繁殖力の強いアメリカザリガニ 最初は20匹が…現在は全国に分布

小川彩佳キャスター:
アメリカザリガニも共存していくということですけれども、素晴らしい魚活用ですね。

TBS SDGs大使 さかなクン:
アメリカザリガニが悪いというわけではなく、やはり持ち込まれてしまったがために、なんです。生き物はみんな一生懸命生きようとする。その力が強ければ強くなるほど、本来そこにいなかった生き物であれば、生態系を変えてしまうことになってしまうわけです。

藤森祥平キャスター:
環境省によりますと、アメリカザリガニは、1927年にアメリカから食用輸入されたウシガエルの餌として、神奈川県鎌倉市大船に輸入されました。最初はわずか20匹ほどだったそうです。しかし現在は、全ての都道府県で生息が確認されています。

学校教材やペット釣りの餌など、事業者が商品として保管していた個体を捨てたり、逃げ出すなどして全国的に分布が広がったと考えられています。

データサイエンティスト 宮田裕章さん:
私が岐阜に住んでた頃はどこにでもいて、まさに小学校の最初に馴染む生物として、教材の中でもザリガニを通して生態系を学ぶ、というようなことがあったと記憶してますね。

小川彩佳キャスター:
最初は20匹だったのがそこから日本全国に広がるという、繁殖力が強いとはいえそんなことが起きるんですね。

さかなクン:
アメリカザリガニは生きる力が強くて、水がかなり汚れても生きますし、水温の変化にも強いです。産卵も一回で200〜1000個産み、生まれた子どもも結構大きいです。

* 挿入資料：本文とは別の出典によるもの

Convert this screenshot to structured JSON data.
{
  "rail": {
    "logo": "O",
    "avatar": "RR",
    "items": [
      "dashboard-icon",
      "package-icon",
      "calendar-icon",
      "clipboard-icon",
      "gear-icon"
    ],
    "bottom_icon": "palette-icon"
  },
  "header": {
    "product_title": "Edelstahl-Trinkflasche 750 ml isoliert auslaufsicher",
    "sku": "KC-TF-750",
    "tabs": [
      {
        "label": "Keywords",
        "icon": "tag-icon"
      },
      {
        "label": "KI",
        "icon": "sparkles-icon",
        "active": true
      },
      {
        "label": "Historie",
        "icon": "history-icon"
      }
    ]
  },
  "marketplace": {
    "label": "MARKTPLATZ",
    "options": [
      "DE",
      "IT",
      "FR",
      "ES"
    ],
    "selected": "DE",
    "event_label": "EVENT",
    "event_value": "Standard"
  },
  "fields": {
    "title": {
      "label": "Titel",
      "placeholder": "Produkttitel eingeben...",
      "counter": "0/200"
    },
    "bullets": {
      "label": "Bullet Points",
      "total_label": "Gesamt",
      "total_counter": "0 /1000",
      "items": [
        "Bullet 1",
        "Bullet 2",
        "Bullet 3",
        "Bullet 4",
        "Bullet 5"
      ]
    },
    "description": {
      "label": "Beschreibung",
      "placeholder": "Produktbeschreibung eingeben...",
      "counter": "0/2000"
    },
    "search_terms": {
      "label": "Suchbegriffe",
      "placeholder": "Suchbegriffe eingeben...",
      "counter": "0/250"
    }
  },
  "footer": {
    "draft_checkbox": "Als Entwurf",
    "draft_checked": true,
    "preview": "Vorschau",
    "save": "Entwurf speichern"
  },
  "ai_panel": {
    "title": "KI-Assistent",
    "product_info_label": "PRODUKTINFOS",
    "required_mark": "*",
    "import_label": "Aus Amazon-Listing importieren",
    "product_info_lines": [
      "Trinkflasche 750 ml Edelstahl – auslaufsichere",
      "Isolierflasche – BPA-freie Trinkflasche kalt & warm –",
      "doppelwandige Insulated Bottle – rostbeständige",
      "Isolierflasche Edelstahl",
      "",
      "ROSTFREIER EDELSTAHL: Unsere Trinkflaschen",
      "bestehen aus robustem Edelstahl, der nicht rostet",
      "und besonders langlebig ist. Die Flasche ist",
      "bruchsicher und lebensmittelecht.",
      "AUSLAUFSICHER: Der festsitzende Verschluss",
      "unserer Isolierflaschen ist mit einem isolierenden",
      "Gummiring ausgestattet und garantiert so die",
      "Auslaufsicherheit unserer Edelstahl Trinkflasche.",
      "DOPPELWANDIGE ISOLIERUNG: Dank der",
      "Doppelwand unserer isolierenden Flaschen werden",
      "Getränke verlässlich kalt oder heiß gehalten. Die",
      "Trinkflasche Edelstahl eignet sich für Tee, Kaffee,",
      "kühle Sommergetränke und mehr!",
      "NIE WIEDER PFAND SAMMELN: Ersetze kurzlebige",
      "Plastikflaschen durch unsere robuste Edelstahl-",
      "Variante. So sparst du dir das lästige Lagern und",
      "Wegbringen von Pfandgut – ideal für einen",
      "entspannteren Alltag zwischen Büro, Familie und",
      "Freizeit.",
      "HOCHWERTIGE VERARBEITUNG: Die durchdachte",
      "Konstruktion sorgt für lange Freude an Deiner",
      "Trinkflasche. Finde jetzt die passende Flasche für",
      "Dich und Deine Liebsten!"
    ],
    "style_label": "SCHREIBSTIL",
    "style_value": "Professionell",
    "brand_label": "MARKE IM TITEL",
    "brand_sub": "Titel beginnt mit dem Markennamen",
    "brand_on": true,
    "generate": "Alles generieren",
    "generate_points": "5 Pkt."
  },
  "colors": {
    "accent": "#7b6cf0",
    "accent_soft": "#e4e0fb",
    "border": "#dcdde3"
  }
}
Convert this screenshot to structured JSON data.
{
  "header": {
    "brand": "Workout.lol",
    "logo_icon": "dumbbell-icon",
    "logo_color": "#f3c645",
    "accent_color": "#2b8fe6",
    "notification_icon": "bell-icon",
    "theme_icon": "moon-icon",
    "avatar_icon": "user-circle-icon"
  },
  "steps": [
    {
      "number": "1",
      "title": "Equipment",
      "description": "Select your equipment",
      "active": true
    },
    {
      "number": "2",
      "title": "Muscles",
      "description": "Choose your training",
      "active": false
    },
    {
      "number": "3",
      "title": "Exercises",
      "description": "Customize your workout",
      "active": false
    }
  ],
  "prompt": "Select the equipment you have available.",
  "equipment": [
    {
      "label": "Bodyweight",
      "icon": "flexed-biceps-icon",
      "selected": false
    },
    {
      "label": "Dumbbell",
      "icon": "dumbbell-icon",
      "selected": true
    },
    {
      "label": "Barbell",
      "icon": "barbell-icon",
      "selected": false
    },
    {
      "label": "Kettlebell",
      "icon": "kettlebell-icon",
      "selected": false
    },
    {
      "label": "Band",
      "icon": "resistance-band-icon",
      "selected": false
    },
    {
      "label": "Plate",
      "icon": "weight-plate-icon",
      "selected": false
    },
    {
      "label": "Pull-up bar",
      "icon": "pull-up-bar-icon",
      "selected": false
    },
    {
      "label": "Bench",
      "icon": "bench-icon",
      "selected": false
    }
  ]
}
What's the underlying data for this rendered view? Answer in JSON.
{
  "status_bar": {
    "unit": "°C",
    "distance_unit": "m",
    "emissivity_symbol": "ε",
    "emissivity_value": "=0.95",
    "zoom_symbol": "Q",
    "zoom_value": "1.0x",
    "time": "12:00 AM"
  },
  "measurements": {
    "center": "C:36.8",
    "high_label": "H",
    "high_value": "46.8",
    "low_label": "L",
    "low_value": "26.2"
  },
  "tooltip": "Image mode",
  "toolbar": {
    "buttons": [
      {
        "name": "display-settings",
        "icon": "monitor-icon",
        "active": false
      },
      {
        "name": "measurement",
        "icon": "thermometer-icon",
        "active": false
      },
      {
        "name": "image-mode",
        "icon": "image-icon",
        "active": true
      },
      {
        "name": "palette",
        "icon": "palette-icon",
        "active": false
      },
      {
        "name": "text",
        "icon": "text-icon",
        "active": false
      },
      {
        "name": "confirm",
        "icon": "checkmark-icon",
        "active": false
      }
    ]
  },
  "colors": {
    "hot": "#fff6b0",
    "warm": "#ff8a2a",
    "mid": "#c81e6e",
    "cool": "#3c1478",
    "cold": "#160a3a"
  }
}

アメリカザリガニの産卵数は実は少ない方で、エビやカニの仲間には何万何十万という卵を持つものもいます。だから、逆に生まれた子どもは大きく、生存率が高いわけです。

小川彩佳キャスター:
日本には天敵もいないんですか?

さかなクン:
本来、ウシガエルのえさとして持ち込まれましたが、それよりも繁殖力が大きく、田んぼのあぜにも穴を掘ったりして、どんどん分布を広げたみたいです。

小川彩佳キャスター:
それが自然に大きく影響を与えていくことになってしまうわけですね。そこまで考えずに、取り入れてしまいますよね。

さかなクン:
でも実はアメリカザリガニは食べることもできて、食用としても活用されてます。

小川彩佳キャスター:
アメリカザリガニに限らず、こうした外来種にどう対処して解決していていけば良いのでしょうか?

さかなクン:
お魚の餌として活用したり、あとは綺麗な水で美味しいものを食べさせてあげると、アメリカザリガニも美味しくいただくことができるんです。